Today, there are few elements of stoneware as iconic as those touched with the cobalt flourishes painted by Norton’s men in Bennington. They seem infused with a reckless whimsy—an effect that may well come from their largely unscripted nature. As Jamie Franklin remarked, the pottery was sold by its form and size—not for its decorations. The price lists that survive make clear that, other than specific commissioned jobs, the decorations were considered a form of branding, not art. If they caught the eye of a passerby and led to a sale, their purpose was served.

Crock by J. and E. Norton, 1850–1859. Stoneware; height 13, diameter 12 ½ inches.

The artists often used what Franklin calls “factory design” decorations—a cobalt leaf, a flower, an occasional resting deer—and so surviving examples of these are relatively common. But they were also welcomed to explore and indulge their imaginations. The artists would, at times, engage in a bit of narration, constructing scenes from two or more common elements—a crock from this period showing two hens pecking at the ground serves as a prime example.

The art on the vessels progressed parallel to the company’s own transformation. Captain Norton and his sons worked together in the business, and, as many fathers dream, in 1812 the firm became “Capt. Norton and Sons.” But it wasn’t until the third generation that the most iconic pieces were produced. Under the guidance of Norton’s grandson Julius, later joined by his cousin Edward, the company produced wares of truly superb quality and with decorations of exceptional scope and skill.

Two-gallon jug by J. Norton and Co., 1859–1861. Stoneware; height 14, diameter 8 inches.

It was during this time that John Hilfinger made his mark, if not his name. While he is among the best known of the stoneware decorators today, and many of the finest cobalt floral and bird decorations have been attributed to him, he was, at the time, largely unknown. His name first appears in the public record in his wedding announcement in the West Troy Advocate of June 15, 1853; he is recorded as working in Bennington between 1855 and his enlistment in 1864 in the Union army.

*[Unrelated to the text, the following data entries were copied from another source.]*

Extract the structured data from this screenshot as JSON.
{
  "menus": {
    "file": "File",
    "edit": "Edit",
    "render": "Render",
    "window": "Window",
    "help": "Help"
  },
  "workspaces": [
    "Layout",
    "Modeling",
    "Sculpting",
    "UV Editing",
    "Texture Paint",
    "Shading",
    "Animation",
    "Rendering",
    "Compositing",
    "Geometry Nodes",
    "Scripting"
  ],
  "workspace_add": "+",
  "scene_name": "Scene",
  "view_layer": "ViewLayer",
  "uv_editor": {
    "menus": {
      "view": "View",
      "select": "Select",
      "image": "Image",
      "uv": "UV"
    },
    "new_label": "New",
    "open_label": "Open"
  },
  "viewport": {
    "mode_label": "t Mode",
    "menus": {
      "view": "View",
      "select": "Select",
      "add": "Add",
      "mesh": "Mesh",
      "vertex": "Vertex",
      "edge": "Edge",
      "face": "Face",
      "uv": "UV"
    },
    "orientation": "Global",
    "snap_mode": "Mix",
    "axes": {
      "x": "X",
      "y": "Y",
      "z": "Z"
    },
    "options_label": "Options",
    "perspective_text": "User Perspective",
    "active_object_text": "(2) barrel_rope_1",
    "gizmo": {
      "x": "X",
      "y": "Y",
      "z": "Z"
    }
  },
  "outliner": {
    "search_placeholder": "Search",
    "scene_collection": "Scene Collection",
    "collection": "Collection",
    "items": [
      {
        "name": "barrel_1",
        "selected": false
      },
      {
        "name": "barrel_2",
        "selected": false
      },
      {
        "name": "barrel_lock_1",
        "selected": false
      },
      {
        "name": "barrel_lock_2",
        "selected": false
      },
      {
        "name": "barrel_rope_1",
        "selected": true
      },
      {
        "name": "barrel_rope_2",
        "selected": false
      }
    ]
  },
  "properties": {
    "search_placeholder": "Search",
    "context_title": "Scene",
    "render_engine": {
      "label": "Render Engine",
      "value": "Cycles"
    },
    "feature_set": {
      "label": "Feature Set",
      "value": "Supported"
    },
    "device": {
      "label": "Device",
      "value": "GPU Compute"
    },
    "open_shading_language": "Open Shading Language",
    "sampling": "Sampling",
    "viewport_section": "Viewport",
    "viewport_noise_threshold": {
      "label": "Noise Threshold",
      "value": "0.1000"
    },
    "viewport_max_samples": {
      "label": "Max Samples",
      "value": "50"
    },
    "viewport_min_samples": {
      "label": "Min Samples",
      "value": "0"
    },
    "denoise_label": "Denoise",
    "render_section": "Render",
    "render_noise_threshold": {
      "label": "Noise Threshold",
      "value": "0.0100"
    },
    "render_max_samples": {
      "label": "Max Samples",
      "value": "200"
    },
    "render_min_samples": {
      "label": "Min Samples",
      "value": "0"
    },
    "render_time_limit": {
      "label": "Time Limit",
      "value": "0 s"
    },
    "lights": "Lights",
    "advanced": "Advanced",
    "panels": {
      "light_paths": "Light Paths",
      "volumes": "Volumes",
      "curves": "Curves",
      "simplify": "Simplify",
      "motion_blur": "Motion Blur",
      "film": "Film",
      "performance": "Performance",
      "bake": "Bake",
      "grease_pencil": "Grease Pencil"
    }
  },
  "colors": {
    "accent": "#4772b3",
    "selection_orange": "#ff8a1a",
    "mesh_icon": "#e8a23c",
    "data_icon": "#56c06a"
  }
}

In his army paperwork, Hilfinger was described as a “Painter” by occupation, while by 1866 the Worcester city directory lists him as a “stone ware painter.” After the war, Hilfinger returned to work at the Norton pottery, then followed the well-worn path of itinerant painters, moving between Worcester, Fort Edward, New York—another stoneware manufacturing hub—and West Troy.

“In Vino Veritas” cooler by J. and E. Norton, 1859. Stoneware; height 26, diameter 15 inches. Gift of Isabel Norton Leonard.

Hilfinger’s hand always appears steady and bold. His figures are not bound by any sense of relative scale, but the contours are clear. They speak to a world of well-worked, little luxuries. In his book, Spargo tells us that art is “the little extra flourish which a man adds to his work.” This is an entirely fitting tribute to the work of Hilfinger and his contemporaries. The rich cobalt blue—made from a mixture of oxides of cobalt and manganese—can be so deep that at times it seems to plunge into a midnight blackness.

The Norton potters and painters were a continuously creative and innovative marriage of craftsmen and artists, merchants and laborers, high art and the everyday. The Norton family kept the enterprise going for more than a century.

Norton pottery workers in a photograph of c. 1871. Albumen print, 10 by 12 inches.

Today, the market for Norton pieces with cobalt decoration reflects collectors’ interest in form over function. The more highly decorated pieces—the large painted water coolers that only rarely come onto the market, for example—can command hundreds of thousands of dollars at auction. A smaller, plain “Bennington” leaf crock sells for a couple hundred. Both are impressive prices for jars originally intended for pickles and butter, and so we would caution any would-be collector to refrain from using them to store kitchen utensils—no matter how tempting.